Pain across the pond will drag down U.S. market for weeks to come, says investor Barton Biggs
Barton Biggs, the hedge-fund manager who raised bets on equities before the Standard & Poor’s 500 Index rallied this year, said the U.S. market may slump three or four more weeks as Europe’s economy worsens.
“I don’t think that this correction we’re in is quite over yet,” Biggs said today in an interview on Bloomberg Radio’s “The Hays Advantage” with Kathleen Hays. “I just don’t think it’s gone far enough. Europe is still a shipwreck, and the U.S. economy has drifted into this soft patch.”

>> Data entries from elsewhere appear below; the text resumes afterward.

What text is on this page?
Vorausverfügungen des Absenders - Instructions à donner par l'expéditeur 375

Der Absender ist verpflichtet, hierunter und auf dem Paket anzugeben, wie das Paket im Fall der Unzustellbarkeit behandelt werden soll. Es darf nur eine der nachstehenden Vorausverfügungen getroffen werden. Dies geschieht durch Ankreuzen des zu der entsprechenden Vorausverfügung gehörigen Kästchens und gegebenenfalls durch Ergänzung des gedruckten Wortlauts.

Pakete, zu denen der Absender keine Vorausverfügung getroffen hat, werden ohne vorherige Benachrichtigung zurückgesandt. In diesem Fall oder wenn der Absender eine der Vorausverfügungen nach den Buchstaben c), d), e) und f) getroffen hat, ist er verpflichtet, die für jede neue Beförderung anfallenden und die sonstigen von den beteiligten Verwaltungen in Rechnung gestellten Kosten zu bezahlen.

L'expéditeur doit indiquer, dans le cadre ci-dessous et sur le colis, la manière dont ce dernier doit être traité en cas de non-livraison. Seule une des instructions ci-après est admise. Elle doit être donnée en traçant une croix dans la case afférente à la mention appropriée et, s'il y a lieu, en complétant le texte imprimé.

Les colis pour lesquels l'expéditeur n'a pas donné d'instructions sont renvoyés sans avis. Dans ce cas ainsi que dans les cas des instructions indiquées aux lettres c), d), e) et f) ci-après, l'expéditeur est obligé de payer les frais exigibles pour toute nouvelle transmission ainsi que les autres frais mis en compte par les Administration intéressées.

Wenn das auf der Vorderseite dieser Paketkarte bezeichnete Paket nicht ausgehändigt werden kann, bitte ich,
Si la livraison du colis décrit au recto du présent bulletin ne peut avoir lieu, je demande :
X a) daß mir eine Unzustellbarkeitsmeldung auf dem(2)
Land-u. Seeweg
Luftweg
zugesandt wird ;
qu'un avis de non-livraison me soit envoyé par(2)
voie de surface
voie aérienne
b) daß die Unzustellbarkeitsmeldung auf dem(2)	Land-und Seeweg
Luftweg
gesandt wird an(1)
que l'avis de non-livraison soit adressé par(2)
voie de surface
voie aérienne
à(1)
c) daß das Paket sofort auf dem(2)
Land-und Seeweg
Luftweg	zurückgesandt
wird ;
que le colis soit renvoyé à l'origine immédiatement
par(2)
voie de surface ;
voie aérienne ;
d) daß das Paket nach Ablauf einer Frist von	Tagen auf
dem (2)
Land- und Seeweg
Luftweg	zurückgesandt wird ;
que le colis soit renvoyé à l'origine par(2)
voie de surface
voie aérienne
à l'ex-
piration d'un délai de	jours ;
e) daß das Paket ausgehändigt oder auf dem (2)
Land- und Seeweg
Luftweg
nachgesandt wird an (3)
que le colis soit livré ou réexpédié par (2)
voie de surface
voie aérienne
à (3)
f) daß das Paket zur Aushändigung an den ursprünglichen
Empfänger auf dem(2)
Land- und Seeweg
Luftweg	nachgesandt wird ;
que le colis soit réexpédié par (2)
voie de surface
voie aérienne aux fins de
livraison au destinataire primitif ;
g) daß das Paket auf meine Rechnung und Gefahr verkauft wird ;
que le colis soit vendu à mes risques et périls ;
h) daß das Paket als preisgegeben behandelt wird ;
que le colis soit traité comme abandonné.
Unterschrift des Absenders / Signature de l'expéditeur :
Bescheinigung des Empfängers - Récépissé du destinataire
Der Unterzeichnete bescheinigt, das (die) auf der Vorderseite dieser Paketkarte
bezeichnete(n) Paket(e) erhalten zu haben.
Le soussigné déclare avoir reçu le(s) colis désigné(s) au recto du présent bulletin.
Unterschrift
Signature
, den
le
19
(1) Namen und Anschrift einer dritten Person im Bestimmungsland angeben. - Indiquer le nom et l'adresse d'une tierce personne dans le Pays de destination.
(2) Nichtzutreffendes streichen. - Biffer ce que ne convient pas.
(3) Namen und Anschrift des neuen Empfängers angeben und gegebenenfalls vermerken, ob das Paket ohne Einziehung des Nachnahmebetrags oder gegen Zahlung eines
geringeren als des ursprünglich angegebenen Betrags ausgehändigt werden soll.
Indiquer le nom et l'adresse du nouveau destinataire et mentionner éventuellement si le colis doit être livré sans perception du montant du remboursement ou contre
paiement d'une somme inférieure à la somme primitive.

The S&P 500 dipped 3.3 percent from an April 2 peak through yesterday as political uncertainty in France and the Netherlands intensified concern over Europe’s sovereign debt crisis. Biggs said Europe is likely to switch emphasis to fiscal stimulation to boost growth as its citizens continue to rebel against austerity measures.
Biggs said he has taken short positions on German and French indexes, betting they will decline, because the political rhetoric and economic data from Europe signal a change of course and a deeper slump.
The U.K. economy shrank in the first quarter as Britain slid into its first double-dip recession since the 1970s, forcing Prime Minister David Cameron to defend his spending cuts in Parliament. Gross domestic product fell 0.2 percent from the fourth quarter, when it declined 0.3 percent, the Office for National Statistics said today in London.
Withstanding Pressure
The U.S. is still primed to withstand pressure from Europe as shown by stronger-than-expected retail sales and declining consumer debt levels, according to Biggs. Retail sales rose 0.8 percent in March, three times as much as economists projected. Consumer borrowing rose less than forecast in February, restrained by a drop in credit-card debt.
Federal Reserve policy makers said today they expect growth to slowly accelerate and cut their 2012 unemployment forecast to 7.8 percent to 8 percent from an earlier forecast of at least 8.2 percent, while saying borrowing costs are likely to remain exceptionally low at least through late 2014. The S&P 500 rose 1.1 percent to 1,287.61 at 2:43 p.m. in New York.
“I’m relatively convinced that the U.S. is not going to roll into a double-dip,” Biggs said. The market will end its slump because “I don’t think it’s truly justified.”
Biggs said he doesn’t plan to change his mix of investments as the U.S. exits its current “soft patch.” He said he is “heavily” invested in technology stocks, owns oil service and industrial machinery stocks, and will maintain his positions to China.